Linux Kernel NULL Pointer Dereference Vulnerability in IIO ADIS Driver

A NULL pointer dereference vulnerability has been identified in the Linux kernel's IIO ADIS driver. The issue arises in the 'adis_init()' function, which improperly dereferences 'adis->ops' without first verifying if 'adis->ops' is NULL. This flaw affects several drivers, including 'adis16480', 'adis16490', and 'adis16545', which do not provide custom operation pointers and depend on 'adis_init()' to assign default values. The default initialization by 'devm_iio_device_alloc()' leaves 'adis->ops' NULL when 'adis_init()' is executed, leading to a crash.
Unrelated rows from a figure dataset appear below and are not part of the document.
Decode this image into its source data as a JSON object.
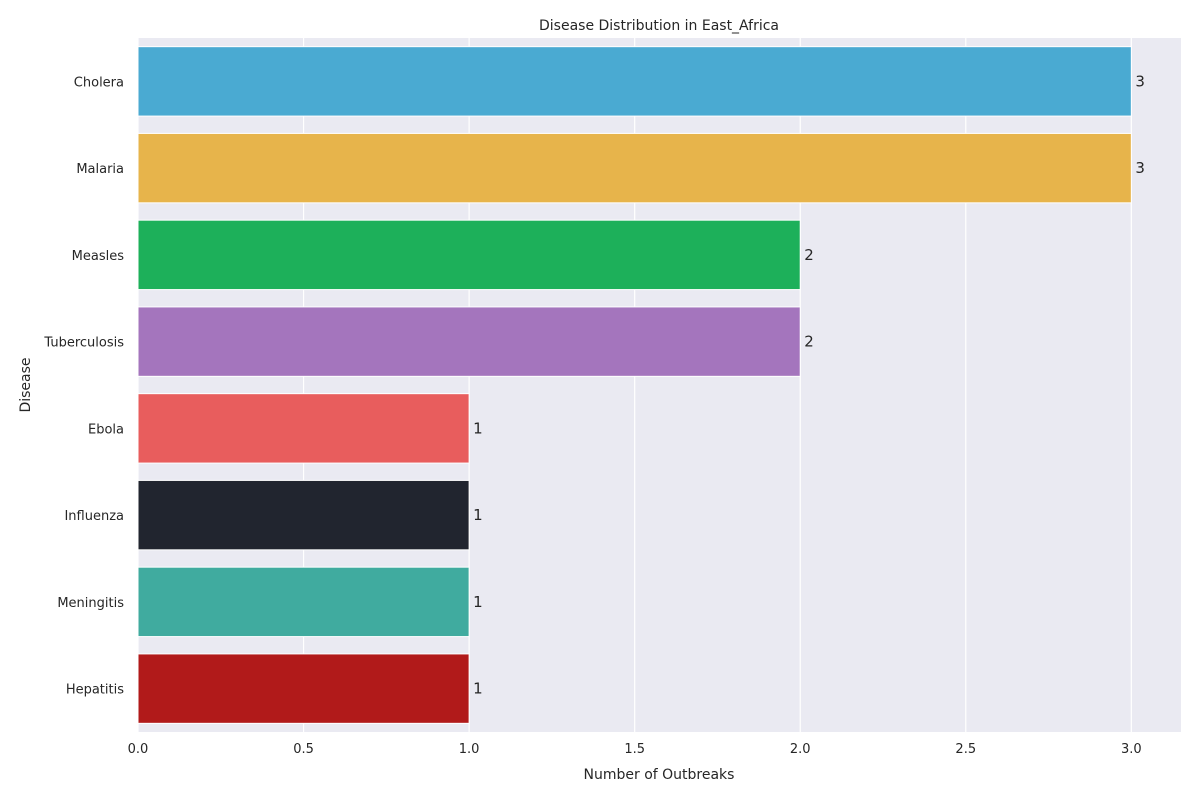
{
  "chart_data": {
    "type": "bar",
    "orientation": "horizontal",
    "title": "Disease Distribution in East_Africa",
    "xlabel": "Number of Outbreaks",
    "ylabel": "Disease",
    "xlim": [
      0,
      3.15
    ],
    "xticks": [
      0.0,
      0.5,
      1.0,
      1.5,
      2.0,
      2.5,
      3.0
    ],
    "xtick_labels": [
      "0.0",
      "0.5",
      "1.0",
      "1.5",
      "2.0",
      "2.5",
      "3.0"
    ],
    "grid": true,
    "categories": [
      "Cholera",
      "Malaria",
      "Measles",
      "Tuberculosis",
      "Ebola",
      "Influenza",
      "Meningitis",
      "Hepatitis"
    ],
    "values": [
      3,
      3,
      2,
      2,
      1,
      1,
      1,
      1
    ],
    "data_labels": [
      "3",
      "3",
      "2",
      "2",
      "1",
      "1",
      "1",
      "1"
    ],
    "colors": [
      "#4aaad2",
      "#e7b44b",
      "#1db05a",
      "#a475bd",
      "#e85d5d",
      "#21252f",
      "#40ab9f",
      "#b11a1a"
    ]
  }
}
The vulnerability has been addressed by adding a check for a NULL 'adis->ops' before dereferencing, ensuring that defaults are assigned when necessary.

Impact

Exploitation of this vulnerability leads to a kernel crash due to a NULL pointer dereference, causing a denial of service.

Reproduction

To reproduce this vulnerability, load a driver that uses the IIO ADIS framework, such as 'adis16480', 'adis16490', or 'adis16545'. These drivers will not set custom operation pointers, so when the 'adis_init()' function is called, it will attempt to dereference a NULL 'adis->ops', leading to a kernel NULL pointer dereference error. This can be observed in the kernel logs, where the call trace will show 'adis_init' followed by the probe function of the driver that was loaded.

Remediation

The vulnerability has been fixed in the Linux kernel. Users should upgrade to the latest version where this issue has been addressed.